Forse, fuori dalla camera dove recitavamo questo teatro di viaggio, mia madre e mio padre ci ascoltavano, e sorridevano.

RICORDO DI MARIROSA
Quando arrivavamo, di sera, a Casa Gabrielli, noi bambini correvamo avanti, mamma e papà con valigie e pacchi, dietro, salivano più adagio.
In un fiato salivamo il pratone, e arrivavamo alla “cantonata”, e poi a destra, ci fermavamo davanti alla porta verde dei nonni, che forse non sapevano del nostro arrivo, e dicevamo insieme una filastrocca:
Siam tre poveri pellegrini, senza pan, senza quattrini, chi ce n’è, chi ce ne dà?
La porta si apriva, e la nonna spalancava le braccia, e diceva a voce alta:
«Ma chi c’è qui! Ma chi c’è qui! Sisto, vieni mo’ a vedere chi c’è qui!»
Era una felicità grande.

RICORDO DI CARLA
Penso i momenti in cui mi trovavo a Casa Gabrielli, la sera, davanti al camino dei nonni.
Quel camino era sempre acceso. La sera, la fiamma saliva alta dai grossi pezzi di legno, chiamati “ciocchi”, e spandeva un forte calore. Le scintille scoppiettavano, e salivano su, spa- rendo nel nero della cappa. Attaccato a una catena di ferro nero, c’era quasi sempre un pentolone pieno d’acqua, pronto a vari usi: la polenta, o un bollito con grossi pezzi di carne.

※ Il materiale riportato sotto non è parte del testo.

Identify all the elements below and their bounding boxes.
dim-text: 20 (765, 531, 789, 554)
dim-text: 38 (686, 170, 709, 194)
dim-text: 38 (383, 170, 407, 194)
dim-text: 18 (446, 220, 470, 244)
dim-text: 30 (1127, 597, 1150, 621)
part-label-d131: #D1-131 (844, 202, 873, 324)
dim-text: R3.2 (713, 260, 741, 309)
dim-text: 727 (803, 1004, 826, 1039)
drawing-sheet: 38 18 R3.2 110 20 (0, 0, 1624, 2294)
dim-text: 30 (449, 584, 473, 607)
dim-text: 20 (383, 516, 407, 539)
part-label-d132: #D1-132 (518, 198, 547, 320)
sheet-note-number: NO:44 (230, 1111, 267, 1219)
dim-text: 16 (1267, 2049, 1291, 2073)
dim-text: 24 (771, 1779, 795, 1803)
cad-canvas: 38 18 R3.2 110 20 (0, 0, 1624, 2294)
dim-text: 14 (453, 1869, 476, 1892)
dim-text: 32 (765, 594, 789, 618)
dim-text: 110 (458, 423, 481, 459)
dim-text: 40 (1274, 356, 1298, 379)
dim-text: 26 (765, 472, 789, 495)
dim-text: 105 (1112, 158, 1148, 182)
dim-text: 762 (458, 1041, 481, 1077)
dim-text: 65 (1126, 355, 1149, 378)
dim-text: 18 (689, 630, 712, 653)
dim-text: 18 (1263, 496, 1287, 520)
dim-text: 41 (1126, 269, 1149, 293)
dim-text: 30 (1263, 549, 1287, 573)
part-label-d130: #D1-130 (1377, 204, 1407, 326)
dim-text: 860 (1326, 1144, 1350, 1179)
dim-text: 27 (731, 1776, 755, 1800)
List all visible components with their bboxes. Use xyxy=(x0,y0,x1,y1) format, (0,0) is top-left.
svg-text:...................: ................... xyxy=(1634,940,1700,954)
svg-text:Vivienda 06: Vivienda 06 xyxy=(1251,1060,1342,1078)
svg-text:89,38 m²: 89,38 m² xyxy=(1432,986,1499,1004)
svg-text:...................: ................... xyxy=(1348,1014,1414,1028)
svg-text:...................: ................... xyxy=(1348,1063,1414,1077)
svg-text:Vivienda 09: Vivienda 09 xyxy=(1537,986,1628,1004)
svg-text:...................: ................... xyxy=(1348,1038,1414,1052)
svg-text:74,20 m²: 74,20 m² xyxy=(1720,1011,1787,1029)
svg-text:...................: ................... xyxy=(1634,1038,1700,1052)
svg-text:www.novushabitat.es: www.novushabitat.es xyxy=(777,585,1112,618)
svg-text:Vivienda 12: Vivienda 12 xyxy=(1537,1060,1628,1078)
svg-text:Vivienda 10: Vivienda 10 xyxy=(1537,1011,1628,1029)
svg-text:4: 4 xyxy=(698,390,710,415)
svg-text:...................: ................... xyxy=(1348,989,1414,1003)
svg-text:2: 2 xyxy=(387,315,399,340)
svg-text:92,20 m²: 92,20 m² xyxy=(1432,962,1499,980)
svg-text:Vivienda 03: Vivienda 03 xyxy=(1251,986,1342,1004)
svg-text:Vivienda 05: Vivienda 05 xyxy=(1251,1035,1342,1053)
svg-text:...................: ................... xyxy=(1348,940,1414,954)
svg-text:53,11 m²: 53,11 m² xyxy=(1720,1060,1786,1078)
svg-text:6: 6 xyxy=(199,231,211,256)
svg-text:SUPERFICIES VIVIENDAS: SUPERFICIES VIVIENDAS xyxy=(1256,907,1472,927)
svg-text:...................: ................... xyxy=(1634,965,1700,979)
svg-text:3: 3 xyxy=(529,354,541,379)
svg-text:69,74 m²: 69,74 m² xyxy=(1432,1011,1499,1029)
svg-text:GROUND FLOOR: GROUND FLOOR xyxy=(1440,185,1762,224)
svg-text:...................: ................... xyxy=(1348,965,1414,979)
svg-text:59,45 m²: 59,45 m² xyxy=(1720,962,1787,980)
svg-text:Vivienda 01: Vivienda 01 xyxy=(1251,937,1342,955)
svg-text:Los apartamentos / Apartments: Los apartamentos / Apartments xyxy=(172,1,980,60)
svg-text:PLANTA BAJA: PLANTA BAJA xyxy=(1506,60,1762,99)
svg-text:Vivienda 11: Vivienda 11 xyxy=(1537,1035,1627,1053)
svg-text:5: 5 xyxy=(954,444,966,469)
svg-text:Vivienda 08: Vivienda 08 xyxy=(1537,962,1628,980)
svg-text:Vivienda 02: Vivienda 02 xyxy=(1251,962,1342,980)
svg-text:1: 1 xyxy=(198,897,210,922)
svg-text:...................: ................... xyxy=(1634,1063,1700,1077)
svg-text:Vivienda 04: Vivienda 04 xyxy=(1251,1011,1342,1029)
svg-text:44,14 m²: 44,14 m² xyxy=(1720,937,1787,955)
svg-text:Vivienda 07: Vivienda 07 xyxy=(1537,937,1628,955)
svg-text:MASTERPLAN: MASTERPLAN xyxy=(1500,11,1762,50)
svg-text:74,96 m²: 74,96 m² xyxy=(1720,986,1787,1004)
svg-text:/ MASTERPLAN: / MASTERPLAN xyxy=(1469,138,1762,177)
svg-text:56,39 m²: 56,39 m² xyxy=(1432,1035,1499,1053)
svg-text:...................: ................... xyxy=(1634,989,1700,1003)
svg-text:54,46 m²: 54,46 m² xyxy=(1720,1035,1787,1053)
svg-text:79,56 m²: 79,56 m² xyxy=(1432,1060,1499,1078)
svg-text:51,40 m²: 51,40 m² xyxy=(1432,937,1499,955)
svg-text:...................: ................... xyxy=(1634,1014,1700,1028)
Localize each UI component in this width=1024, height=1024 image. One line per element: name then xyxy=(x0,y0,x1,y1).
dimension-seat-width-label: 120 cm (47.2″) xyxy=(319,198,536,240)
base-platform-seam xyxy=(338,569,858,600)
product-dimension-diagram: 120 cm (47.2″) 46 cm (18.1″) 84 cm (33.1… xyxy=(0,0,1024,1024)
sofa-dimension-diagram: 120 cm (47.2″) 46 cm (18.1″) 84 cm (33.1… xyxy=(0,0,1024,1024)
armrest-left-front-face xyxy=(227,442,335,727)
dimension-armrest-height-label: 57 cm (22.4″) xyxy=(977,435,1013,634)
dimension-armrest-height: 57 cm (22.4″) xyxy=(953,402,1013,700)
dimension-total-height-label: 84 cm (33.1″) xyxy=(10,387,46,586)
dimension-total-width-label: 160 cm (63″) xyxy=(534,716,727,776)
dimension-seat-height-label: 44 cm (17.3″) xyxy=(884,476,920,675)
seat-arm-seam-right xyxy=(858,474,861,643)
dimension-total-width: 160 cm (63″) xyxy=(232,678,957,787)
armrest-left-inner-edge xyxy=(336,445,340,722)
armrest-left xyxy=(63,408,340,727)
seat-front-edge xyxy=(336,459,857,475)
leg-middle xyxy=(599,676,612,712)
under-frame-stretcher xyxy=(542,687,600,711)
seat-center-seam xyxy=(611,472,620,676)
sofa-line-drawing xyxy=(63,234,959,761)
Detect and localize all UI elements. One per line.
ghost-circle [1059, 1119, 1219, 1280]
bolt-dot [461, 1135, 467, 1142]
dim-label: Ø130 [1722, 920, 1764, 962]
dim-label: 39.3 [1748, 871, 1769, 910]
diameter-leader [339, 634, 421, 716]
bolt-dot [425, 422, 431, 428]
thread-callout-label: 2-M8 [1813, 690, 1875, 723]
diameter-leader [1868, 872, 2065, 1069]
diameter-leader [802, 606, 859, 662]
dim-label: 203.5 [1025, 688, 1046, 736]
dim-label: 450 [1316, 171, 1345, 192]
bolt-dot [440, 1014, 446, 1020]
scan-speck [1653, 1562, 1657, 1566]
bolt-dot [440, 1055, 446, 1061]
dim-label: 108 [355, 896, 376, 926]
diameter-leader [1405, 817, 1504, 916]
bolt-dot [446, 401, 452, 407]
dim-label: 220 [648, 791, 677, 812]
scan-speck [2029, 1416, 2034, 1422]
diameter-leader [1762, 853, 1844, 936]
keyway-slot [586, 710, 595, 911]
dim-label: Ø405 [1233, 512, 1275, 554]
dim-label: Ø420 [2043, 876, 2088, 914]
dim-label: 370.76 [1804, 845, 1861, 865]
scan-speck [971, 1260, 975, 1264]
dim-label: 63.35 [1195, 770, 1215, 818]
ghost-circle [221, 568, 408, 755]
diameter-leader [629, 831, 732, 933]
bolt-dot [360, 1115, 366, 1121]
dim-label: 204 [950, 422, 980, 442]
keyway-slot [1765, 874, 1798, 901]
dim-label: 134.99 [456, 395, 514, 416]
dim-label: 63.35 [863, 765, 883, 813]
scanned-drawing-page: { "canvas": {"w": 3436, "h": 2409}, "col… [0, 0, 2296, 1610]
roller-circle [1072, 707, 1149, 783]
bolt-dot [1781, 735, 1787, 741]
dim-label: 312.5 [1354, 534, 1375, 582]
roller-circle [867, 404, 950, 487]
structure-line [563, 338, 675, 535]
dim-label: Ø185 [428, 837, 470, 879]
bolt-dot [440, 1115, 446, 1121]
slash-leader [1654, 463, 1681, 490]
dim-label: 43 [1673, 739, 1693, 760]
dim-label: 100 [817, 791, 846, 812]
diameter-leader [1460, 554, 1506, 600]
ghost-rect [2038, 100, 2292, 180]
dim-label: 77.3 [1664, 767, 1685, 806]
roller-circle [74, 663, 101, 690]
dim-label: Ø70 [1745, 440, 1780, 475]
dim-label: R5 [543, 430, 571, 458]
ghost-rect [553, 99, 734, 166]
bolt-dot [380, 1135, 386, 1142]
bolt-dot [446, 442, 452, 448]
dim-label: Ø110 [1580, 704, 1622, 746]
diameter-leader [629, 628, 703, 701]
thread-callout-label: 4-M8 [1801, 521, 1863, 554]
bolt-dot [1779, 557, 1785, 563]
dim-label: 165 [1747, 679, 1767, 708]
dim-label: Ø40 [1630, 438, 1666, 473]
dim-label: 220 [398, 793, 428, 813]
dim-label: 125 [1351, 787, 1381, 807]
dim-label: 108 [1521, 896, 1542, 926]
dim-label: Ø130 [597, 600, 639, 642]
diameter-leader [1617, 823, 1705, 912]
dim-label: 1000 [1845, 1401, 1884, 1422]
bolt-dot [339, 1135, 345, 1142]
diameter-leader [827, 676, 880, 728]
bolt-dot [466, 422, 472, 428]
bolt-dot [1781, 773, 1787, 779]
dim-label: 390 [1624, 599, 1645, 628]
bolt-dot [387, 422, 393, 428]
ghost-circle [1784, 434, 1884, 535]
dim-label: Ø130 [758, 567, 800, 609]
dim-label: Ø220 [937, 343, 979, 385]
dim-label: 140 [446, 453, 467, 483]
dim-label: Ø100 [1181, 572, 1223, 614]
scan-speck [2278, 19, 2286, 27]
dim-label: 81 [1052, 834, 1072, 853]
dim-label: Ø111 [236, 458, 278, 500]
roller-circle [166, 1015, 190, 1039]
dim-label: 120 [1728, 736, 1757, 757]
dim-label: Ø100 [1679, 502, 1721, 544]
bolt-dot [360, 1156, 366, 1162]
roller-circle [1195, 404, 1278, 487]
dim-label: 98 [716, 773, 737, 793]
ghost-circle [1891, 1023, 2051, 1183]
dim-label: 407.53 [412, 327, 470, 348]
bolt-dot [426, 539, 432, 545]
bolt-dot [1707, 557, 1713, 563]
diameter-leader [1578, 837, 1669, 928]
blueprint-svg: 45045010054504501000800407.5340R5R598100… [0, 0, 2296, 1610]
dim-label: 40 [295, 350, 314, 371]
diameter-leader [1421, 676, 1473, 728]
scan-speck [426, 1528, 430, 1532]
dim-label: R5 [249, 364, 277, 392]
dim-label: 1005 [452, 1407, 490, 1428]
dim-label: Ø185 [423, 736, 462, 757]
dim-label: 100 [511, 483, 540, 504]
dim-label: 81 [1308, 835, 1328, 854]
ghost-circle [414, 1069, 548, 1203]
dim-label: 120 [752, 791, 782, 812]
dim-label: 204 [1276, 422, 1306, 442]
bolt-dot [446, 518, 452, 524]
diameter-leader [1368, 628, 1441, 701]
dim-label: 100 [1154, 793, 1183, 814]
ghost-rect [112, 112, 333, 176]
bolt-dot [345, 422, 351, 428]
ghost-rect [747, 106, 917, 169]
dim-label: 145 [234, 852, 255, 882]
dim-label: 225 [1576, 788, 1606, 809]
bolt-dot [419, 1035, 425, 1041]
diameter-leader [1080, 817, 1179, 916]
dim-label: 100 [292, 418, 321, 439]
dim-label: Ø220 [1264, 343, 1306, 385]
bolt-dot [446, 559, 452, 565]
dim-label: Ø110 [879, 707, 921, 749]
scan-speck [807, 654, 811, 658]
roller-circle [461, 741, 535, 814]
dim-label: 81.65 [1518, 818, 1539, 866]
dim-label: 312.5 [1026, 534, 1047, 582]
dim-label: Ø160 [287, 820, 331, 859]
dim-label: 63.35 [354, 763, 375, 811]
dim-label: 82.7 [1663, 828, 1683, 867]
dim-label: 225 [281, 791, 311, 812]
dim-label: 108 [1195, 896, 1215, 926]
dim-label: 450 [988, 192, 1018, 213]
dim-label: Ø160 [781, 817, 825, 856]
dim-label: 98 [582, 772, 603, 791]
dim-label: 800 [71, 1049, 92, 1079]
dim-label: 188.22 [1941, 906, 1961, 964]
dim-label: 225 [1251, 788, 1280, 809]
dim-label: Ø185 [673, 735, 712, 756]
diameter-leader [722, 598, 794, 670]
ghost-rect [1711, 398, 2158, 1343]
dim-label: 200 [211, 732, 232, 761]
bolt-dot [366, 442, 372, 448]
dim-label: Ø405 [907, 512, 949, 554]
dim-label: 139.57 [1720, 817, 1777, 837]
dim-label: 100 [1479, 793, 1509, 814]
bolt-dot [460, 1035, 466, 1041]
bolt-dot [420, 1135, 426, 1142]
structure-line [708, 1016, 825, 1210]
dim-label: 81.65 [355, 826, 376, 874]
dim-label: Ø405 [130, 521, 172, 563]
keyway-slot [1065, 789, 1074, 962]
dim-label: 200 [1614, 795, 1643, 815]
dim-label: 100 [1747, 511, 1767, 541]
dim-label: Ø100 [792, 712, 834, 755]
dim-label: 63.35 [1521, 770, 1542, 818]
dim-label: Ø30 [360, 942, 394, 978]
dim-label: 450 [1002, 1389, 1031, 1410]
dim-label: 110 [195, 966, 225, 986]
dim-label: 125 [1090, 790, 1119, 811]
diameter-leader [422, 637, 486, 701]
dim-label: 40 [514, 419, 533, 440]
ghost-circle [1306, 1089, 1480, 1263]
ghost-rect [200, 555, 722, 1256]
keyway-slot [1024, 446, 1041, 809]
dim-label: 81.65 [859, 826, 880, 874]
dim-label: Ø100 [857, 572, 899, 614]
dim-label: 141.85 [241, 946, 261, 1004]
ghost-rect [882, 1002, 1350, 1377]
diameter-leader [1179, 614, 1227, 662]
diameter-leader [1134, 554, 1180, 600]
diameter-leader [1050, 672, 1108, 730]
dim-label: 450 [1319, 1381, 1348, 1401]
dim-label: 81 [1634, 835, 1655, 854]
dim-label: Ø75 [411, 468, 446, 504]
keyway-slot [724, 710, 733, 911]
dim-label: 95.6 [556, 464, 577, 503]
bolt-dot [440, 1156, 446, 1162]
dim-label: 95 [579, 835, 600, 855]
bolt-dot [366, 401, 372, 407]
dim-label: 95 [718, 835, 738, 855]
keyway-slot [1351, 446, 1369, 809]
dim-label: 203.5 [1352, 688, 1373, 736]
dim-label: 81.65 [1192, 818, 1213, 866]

Al tempo delle castagne c’era invece una grande padella dal lungo manico, bucherellata di sotto, che la nonna scuoteva con colpi decisi ed esperti, finché le caldarroste erano cotte e crocchianti al punto giusto.
Il profumo era meraviglioso.
Al mattino il fuoco non era così grande, ma restavano delle braci accese, dove la nonna appoggiava delle uova appena prese nel pollaio, per farle appena “sudare” e darle a noi per la colazione.